An executive coach in Pennsylvania has devised a plan to teach people how to manage the electronic tool, which some users say can be as much an intrusive waste of time as it is fast-paced and efficient.
Developed for cases such as a golfer who checked his BlackBerry after every shot, and lost a potential client who wanted nothing to do with his obsession, Marsha Egan's plan taps into deepening concern that email misuse can cost businesses millions of dollars in lost productivity.
"There is a crisis in corporate America, but a lot of CEOs don't know it," Egan said. "They haven't figured out how expensive it is."
One of Egan's clients cannot walk by a computer -- her own or anyone else's -- without checking for messages. Other people will not vacation anywhere they cannot connect to their email systems. Some wait for emails and send themselves a message if one hasn't shown up in several minutes, Egan said.
The first of Egan's 12 steps is "admit that email is managing you. Let go of your need to check email every 10 minutes."
Other steps include "commit to keeping your inbox empty," "establish regular times to review your email" and "deal immediately with any email that can be handled in two minutes or less but create a file for mails that will take longer."

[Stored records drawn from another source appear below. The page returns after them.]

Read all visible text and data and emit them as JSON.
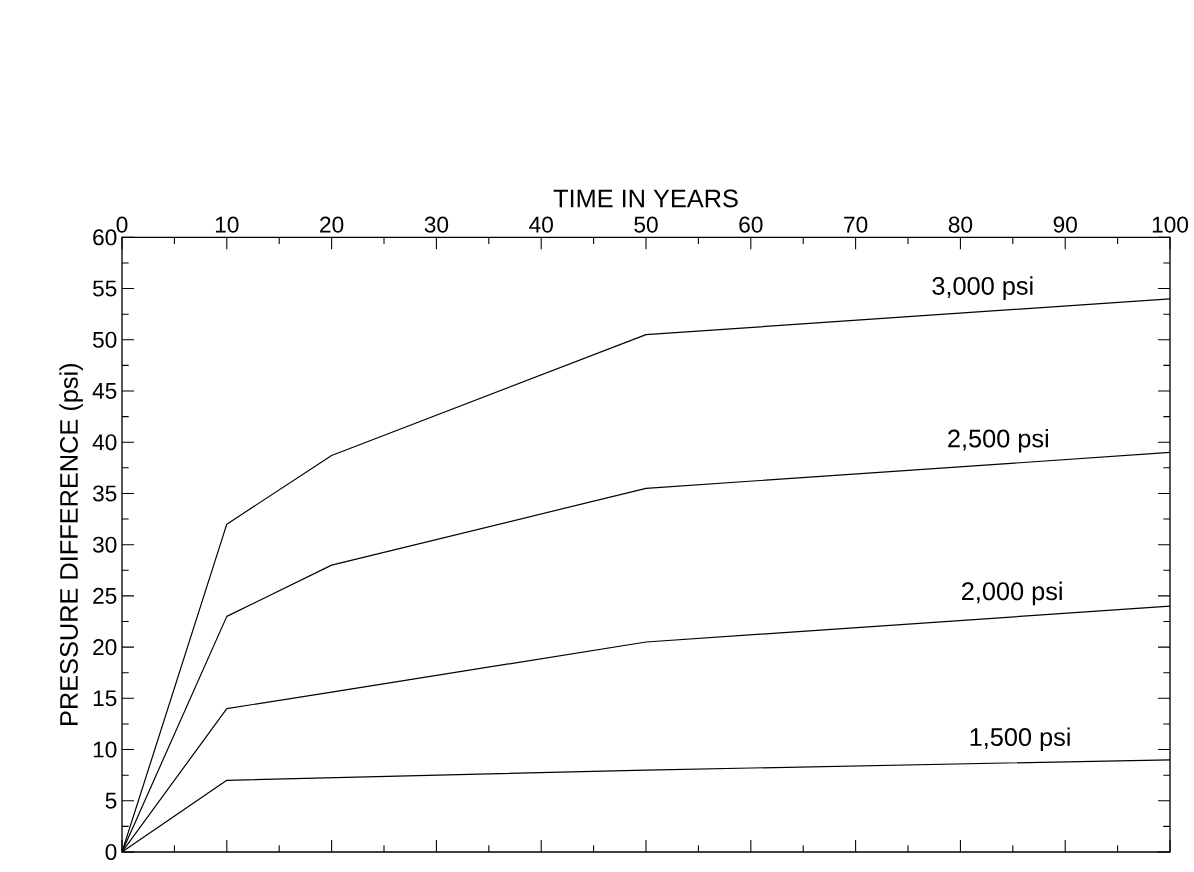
{
  "chart_data": {
    "type": "line",
    "xlabel": "TIME IN YEARS",
    "ylabel": "PRESSURE DIFFERENCE (psi)",
    "xlim": [
      0,
      100
    ],
    "ylim": [
      0,
      60
    ],
    "xticks": [
      0,
      10,
      20,
      30,
      40,
      50,
      60,
      70,
      80,
      90,
      100
    ],
    "yticks": [
      0,
      5,
      10,
      15,
      20,
      25,
      30,
      35,
      40,
      45,
      50,
      55,
      60
    ],
    "grid": false,
    "marker": "none",
    "line_style": "solid",
    "series": [
      {
        "name": "3,000 psi",
        "color": "#000000",
        "x": [
          0,
          10,
          20,
          50,
          100
        ],
        "values": [
          0,
          32,
          38.7,
          50.5,
          54
        ]
      },
      {
        "name": "2,500 psi",
        "color": "#000000",
        "x": [
          0,
          10,
          20,
          50,
          100
        ],
        "values": [
          0,
          23,
          28,
          35.5,
          39
        ]
      },
      {
        "name": "2,000 psi",
        "color": "#000000",
        "x": [
          0,
          10,
          20,
          50,
          100
        ],
        "values": [
          0,
          14,
          15.6,
          20.5,
          24
        ]
      },
      {
        "name": "1,500 psi",
        "color": "#000000",
        "x": [
          0,
          10,
          50,
          100
        ],
        "values": [
          0,
          7,
          8,
          9
        ]
      }
    ]
  }
}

Egan says she hosts no 12-step meetings but is planning a monthly teleconference for "emailers anonymous."
Michelle Grace, an insurance agent in Lehighton, Pennsylvania, said she receives up to 60 emails a day and uses Egan's program to make it less time-consuming and less stressful.

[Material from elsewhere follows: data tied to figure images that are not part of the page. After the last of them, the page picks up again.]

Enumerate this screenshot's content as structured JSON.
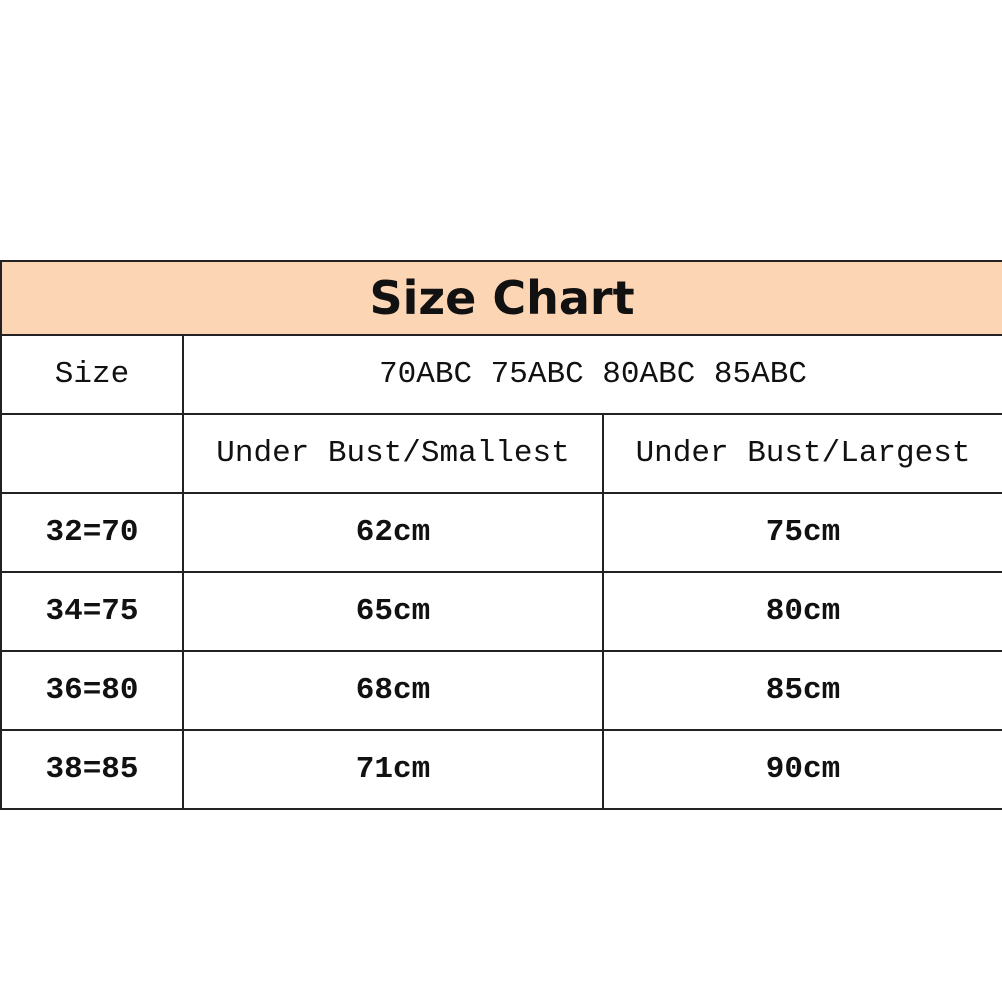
{
  "title": "Size Chart",
  "size_label": "Size",
  "sizes": "70ABC 75ABC 80ABC 85ABC",
  "columns": [
    "",
    "Under Bust/Smallest",
    "Under Bust/Largest"
  ],
  "rows": [
    [
      "32=70",
      "62cm",
      "75cm"
    ],
    [
      "34=75",
      "65cm",
      "80cm"
    ],
    [
      "36=80",
      "68cm",
      "85cm"
    ],
    [
      "38=85",
      "71cm",
      "90cm"
    ]
  ],
  "colors": {
    "header_bg": "#fcd5b4",
    "border": "#222222"
  }
}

"Email had me by the throat," she said. "When you can't find what you need, then it becomes a problem."
Now that her emails are transferred -- some manually and some automatically -- into files, Grace said she spends less time hunting for them.
On average, workers who receive an email take four minutes to read it and recover from the interruption before they can resume working productively, Egan said.
She also recommends checking emails not more than three or four times a day.
Some employees resist the lure of email during the regular workday, only to find themselves putting in extra hours at home to clear the backlog, she said. One of Egan's clients said he had 3,600 emails in his inbox.
Part of the problem is senders who copy messages too widely and are too vague in their subject lines, so recipients don't know what they need to open right away, Egan said.
For Grace, relief from her email addiction means she is not checking her computer every five minutes.
She said she has let her colleagues know that if they need to reach her immediately, email is not the way to do it.
"I told them, 'If you need me urgently, pick up the phone,'" she said.